Considering Tehran’s principled skepticism towards any diplomatic effort that extends beyond the nuclear—which will only further increase in case a more conservative government emerges from the upcoming Iranian elections—Washington should heed these demands. It is certainly better to have Russia in the process than to leave it out in the cold. Though Moscow’s stance on Iran’s regional activities might be ambivalent, Russian competition with Iran in Syria, as well as their military-defense cooperation, will afford Washington limited opportunities to rely on Russian leverage-plays with Tehran—particularly if other dimensions of the U.S.-Russia relationship will become less hostile. Still, Biden’s diplomats should go to Moscow with their eyes wide open to the constraints in getting it to act against Tehran.

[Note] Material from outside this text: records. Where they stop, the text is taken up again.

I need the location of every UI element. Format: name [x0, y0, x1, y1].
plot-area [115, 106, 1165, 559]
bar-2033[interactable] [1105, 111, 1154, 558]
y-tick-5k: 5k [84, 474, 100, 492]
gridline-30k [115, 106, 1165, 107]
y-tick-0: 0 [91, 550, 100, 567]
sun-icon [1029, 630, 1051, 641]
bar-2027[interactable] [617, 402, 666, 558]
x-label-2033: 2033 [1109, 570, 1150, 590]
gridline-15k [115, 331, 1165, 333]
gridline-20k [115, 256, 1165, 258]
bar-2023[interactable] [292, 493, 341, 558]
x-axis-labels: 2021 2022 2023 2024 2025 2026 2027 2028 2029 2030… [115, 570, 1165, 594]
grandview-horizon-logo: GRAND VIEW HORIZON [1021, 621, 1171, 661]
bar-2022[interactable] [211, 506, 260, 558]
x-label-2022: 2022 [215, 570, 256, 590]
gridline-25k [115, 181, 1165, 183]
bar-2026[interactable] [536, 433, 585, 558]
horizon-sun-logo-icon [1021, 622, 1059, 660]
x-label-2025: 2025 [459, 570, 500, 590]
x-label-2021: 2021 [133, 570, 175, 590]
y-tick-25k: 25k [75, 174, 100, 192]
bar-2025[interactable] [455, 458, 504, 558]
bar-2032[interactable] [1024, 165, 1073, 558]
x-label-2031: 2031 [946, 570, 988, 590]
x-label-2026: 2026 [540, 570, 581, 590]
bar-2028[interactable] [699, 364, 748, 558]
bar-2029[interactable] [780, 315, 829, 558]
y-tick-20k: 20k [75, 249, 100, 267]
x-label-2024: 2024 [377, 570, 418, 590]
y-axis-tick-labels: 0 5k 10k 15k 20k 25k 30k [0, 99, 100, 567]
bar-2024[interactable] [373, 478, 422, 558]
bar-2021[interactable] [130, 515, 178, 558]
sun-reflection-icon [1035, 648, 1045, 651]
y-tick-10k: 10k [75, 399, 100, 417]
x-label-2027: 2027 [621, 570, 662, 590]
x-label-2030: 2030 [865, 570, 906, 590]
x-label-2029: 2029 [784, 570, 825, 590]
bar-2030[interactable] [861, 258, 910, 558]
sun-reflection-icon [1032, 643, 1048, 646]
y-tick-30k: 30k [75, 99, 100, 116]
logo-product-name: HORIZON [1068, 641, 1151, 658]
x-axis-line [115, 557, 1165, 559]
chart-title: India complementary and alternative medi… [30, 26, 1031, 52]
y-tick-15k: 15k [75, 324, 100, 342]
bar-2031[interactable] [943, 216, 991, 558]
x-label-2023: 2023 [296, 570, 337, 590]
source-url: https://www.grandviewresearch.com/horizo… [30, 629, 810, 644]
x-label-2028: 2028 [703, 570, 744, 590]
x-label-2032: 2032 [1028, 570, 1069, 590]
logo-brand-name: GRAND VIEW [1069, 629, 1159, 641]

Hanna Notte, PhD, is a Senior Non-Resident Scholar with the James Martin Center for Nonproliferation Studies (CNS). She is an expert on security and arms control issues related to Russia and the Middle East and was Senior Political Officer with The Shaikh Group, an NGO conducting Track II and informal diplomacy in the Middle East (2017-2020). On Twitter: @HannaNotte

Hamidreza Azizi, PhD, is an Alexander von Humboldt fellow at the German Institute for International and Security Affairs in Berlin. He was an assistant professor of regional studies at Shahid Beheshti University (2016-2020) and a guest lecturer at the department of regional studies at the University of Tehran (2016-2018). On Twitter: @HamidRezaAz

Image: Reuters.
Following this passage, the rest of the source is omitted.